Alors que le prix du kérosène a presque doublé depuis le début de la guerre en Iran, les plus fortunés multiplient les trajets en jet privé pour se rendre au Grand Prix de Monaco ou au Festival de Cannes. Pendant ce temps, les classes moyennes et les compagnies low‑cost trinquent.
Les chiffres donnent le tournis. Depuis janvier, le nombre de vols privés a grimpé de 4% dans le monde. Des milliers de voyages supplémentaires, alors même que le carburant coûte une fortune. Pour les patrons de l’aviation d’affaires, pas de doute : leur clientèle est assez riche pour encaisser la hausse. « Si vous voyagez en jet privé, une augmentation de 1000 ou 2000 euros ne vous gêne pas », résume le propriétaire d’une compagnie d’affrètement. Résultat, les riches délaissent les classes premium des vols commerciaux. Ils préfèrent payer plus cher pour éviter les annulations et les perturbations dans les aéroports, devenues fréquentes à cause du conflit au Moyen‑Orient.

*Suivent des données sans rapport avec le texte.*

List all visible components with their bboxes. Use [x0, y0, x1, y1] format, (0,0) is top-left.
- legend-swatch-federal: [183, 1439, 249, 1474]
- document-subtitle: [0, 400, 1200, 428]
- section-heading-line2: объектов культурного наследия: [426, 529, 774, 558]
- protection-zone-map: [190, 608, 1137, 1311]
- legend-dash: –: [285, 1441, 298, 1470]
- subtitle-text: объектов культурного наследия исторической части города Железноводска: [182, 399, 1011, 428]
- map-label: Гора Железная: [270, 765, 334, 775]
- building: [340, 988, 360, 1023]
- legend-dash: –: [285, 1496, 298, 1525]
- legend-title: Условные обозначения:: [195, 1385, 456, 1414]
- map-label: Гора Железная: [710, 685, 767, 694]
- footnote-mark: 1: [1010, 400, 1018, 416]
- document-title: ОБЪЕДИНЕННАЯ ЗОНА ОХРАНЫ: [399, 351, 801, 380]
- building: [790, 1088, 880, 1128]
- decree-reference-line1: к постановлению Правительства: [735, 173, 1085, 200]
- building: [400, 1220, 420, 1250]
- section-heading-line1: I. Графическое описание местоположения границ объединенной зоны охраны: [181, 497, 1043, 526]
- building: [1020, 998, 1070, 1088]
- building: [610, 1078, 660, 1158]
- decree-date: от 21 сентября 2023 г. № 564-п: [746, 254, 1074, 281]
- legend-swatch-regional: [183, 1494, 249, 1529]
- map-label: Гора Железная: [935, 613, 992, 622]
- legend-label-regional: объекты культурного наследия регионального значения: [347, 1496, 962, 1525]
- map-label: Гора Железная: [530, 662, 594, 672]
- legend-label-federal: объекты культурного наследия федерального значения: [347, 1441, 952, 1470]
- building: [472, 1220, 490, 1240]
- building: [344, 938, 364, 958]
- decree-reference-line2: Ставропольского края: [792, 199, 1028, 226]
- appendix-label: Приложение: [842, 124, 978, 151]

Les grands événements internationaux boostent encore la demande. Pour le Festival de Cannes, les réservations de jets ont bondi de 25% par rapport à l’année dernière. Le Grand Prix de Monaco, lui, a vu une hausse de près d’un tiers. Même tendance au Super Bowl, où le trafic privé dans les aéroports voisins a été trois fois plus intense qu’un jour normal. Et en avril, le tournoi de golf Masters à Augusta a fait décoller le nombre de vols privés de 50 à plus de 400. « Nos clients battent des records d’heures de vol chaque mois », explique le patron du constructeur Embraer. Bref, l’activité est plus intense que jamais, selon les pilotes et les dirigeants du secteur.
Mais ce phénomène a un revers. Il illustre ce que les économistes appellent l’économie « en K » : les riches dépensent toujours plus, tandis que les ménages modestes serrent la ceinture. Les compagnies low‑cost sont les premières touchées par la baisse de la demande. Par ailleurs, les frappes de missiles et de drones dans le Golfe ont réduit de moitié le trafic aérien dans cette région pourtant autrefois stratégique. Sans surprise, les jets privés sont aussi critiqués par les militants climatiques. Ils pointent le creusement des inégalités et l’impact environnemental d’un transport très polluant. Les professionnels du secteur se défendent, rappelant leur rôle dans la connectivité européenne. « Les gens se sentent en sécurité quand ils ont le contrôle », justifie un propriétaire de compagnie. Une sécurité qui, pour l’instant, profite surtout à ceux qui peuvent se l’offrir.